A new series of tubes, oh my!
So the Ruddster has gone and made a post-overseas-trip splash of a technology / economy / “nation-building” announcement, dumping the old decent-but-not-great fibre-to-the-node proposal with an infinitely larger, more expensive, and more complicated fibre-to-the-home solution.
That said, FTTH is also more awesome! We are being promised 100 megabit, the same speed as a typical home wired network, and fibre has plenty of room for technology upgrades. But the 2017 completion date and complicated-sounding public-private partnership are less awesome; how the owner of the new network behaves will be an important question (or in other words, keep yer grubby mitts off, Telstra!). Details are just as scant as they were with the old proposal, so it’s no easier to draw conclusions.

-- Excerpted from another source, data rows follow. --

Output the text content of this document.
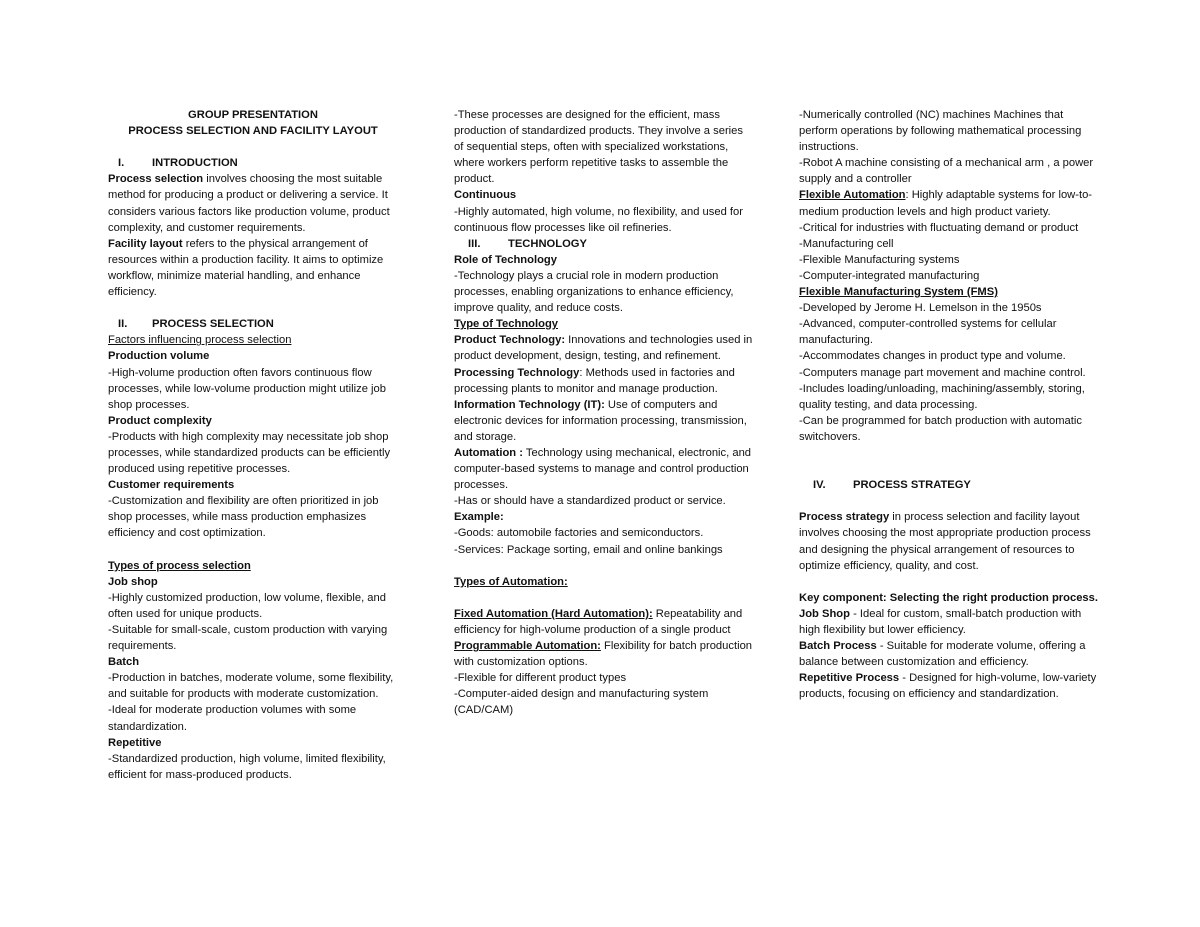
GROUP PRESENTATION

PROCESS SELECTION AND FACILITY LAYOUT

I. INTRODUCTION

Process selection involves choosing the most suitable method for producing a product or delivering a service. It considers various factors like production volume, product complexity, and customer requirements.

Facility layout refers to the physical arrangement of resources within a production facility. It aims to optimize workflow, minimize material handling, and enhance efficiency.

II. PROCESS SELECTION

Factors influencing process selection

Production volume

-High-volume production often favors continuous flow processes, while low-volume production might utilize job shop processes.

Product complexity

-Products with high complexity may necessitate job shop processes, while standardized products can be efficiently produced using repetitive processes.

Customer requirements

-Customization and flexibility are often prioritized in job shop processes, while mass production emphasizes efficiency and cost optimization.

Types of process selection

Job shop

-Highly customized production, low volume, flexible, and often used for unique products.

-Suitable for small-scale, custom production with varying requirements.

Batch

-Production in batches, moderate volume, some flexibility, and suitable for products with moderate customization.

-Ideal for moderate production volumes with some standardization.

Repetitive

-Standardized production, high volume, limited flexibility, efficient for mass-produced products.

-These processes are designed for the efficient, mass production of standardized products. They involve a series of sequential steps, often with specialized workstations, where workers perform repetitive tasks to assemble the product.

Continuous

-Highly automated, high volume, no flexibility, and used for continuous flow processes like oil refineries.

III. TECHNOLOGY

Role of Technology

-Technology plays a crucial role in modern production processes, enabling organizations to enhance efficiency, improve quality, and reduce costs.

Type of Technology

Product Technology: Innovations and technologies used in product development, design, testing, and refinement.

Processing Technology: Methods used in factories and processing plants to monitor and manage production.

Information Technology (IT): Use of computers and electronic devices for information processing, transmission, and storage.

Automation : Technology using mechanical, electronic, and computer-based systems to manage and control production processes.

-Has or should have a standardized product or service.

Example:

-Goods: automobile factories and semiconductors.

-Services: Package sorting, email and online bankings

Types of Automation:

Fixed Automation (Hard Automation): Repeatability and efficiency for high-volume production of a single product

Programmable Automation: Flexibility for batch production with customization options.

-Flexible for different product types

-Computer-aided design and manufacturing system (CAD/CAM)

-Numerically controlled (NC) machines Machines that perform operations by following mathematical processing instructions.

-Robot A machine consisting of a mechanical arm , a power supply and a controller

Flexible Automation: Highly adaptable systems for low-to-medium production levels and high product variety.

-Critical for industries with fluctuating demand or product

-Manufacturing cell

-Flexible Manufacturing systems

-Computer-integrated manufacturing

Flexible Manufacturing System (FMS)

-Developed by Jerome H. Lemelson in the 1950s

-Advanced, computer-controlled systems for cellular manufacturing.

-Accommodates changes in product type and volume.

-Computers manage part movement and machine control.

-Includes loading/unloading, machining/assembly, storing, quality testing, and data processing.

-Can be programmed for batch production with automatic switchovers.

IV. PROCESS STRATEGY

Process strategy in process selection and facility layout involves choosing the most appropriate production process and designing the physical arrangement of resources to optimize efficiency, quality, and cost.

Key component: Selecting the right production process.

Job Shop - Ideal for custom, small-batch production with high flexibility but lower efficiency.

Batch Process - Suitable for moderate volume, offering a balance between customization and efficiency.

Repetitive Process - Designed for high-volume, low-variety products, focusing on efficiency and standardization.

To compare, the best residential Internet in California is 15 megabit, but most people (me included) have closer to 5 megabit; in New York City the fibre service maxes out at 50 megabit (though that’ll likely be upgraded). So it’s not fair to diss on this as slow — unless you compare to places like South Korea and Hong Kong, where crazy population densities allowed even my dodgy hostel to provide a hundred-megabit connection (on good days, at least).

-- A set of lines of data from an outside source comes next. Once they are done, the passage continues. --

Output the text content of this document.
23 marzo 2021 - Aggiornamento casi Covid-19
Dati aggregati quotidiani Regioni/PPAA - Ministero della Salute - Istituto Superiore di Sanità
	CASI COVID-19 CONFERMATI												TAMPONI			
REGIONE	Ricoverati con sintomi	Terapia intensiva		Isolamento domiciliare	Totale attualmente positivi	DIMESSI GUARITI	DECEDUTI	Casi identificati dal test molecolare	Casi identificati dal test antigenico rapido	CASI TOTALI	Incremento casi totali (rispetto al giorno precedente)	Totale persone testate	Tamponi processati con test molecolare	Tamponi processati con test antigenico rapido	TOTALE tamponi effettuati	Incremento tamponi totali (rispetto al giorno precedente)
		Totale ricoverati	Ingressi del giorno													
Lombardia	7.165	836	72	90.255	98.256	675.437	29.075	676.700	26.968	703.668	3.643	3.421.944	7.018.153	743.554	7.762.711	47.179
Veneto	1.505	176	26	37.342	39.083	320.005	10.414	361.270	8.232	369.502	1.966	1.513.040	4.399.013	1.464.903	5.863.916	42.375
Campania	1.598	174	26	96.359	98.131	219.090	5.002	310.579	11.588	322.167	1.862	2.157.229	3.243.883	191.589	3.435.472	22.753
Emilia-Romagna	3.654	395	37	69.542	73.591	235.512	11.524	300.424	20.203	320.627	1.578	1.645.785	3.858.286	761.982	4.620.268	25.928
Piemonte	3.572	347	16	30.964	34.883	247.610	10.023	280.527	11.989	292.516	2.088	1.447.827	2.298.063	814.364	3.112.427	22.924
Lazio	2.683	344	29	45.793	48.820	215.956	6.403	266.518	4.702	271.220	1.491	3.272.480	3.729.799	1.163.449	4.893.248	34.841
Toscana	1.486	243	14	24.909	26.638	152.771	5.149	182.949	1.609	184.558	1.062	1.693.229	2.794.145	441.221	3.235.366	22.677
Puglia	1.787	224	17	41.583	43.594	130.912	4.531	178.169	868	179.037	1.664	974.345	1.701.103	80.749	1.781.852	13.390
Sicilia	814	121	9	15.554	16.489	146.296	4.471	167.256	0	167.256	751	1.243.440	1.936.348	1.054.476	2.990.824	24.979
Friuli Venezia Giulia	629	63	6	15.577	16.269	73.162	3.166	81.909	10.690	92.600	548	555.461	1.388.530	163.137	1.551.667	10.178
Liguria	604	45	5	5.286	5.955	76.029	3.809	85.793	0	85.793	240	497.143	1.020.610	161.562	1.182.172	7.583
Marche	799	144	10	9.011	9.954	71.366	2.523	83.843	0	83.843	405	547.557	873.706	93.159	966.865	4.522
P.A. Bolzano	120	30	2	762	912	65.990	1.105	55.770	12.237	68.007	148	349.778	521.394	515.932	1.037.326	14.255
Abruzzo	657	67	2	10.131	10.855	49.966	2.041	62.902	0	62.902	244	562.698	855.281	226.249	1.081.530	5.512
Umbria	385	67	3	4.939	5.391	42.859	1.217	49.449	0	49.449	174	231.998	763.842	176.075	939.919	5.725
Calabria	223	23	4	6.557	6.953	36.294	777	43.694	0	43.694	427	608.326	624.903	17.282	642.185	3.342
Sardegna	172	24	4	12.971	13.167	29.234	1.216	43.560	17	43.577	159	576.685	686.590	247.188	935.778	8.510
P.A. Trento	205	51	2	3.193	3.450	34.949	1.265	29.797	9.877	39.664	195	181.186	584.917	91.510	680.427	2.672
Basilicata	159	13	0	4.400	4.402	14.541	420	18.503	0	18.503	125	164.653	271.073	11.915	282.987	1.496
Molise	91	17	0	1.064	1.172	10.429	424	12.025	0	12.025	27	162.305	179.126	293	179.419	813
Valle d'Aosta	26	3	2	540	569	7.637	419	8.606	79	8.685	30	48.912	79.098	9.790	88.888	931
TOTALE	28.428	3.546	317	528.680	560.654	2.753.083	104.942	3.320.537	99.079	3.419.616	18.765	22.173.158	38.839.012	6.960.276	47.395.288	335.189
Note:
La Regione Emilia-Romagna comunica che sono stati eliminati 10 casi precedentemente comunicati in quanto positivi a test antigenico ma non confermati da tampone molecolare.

A better question is whether this will be a worthwhile investment, given alternatives. If it works, I can see this giving long-term support to new online services, online TV and VoIP and the like — which would be a great way to nudge growth in the tech and media sectors. But it might also become an ineffective burden on the public purse rather like how Optus and Telstra competed to lay coax TV cables. That technology isn’t outdated and the cables are still useful, but the money could probably have been better spent in mobile coverage or international data links.
Thus I reserve judgement. All else being equal, FTTH is cool, and will be a good thing — it’s just that the devil, as always, lies in the detail.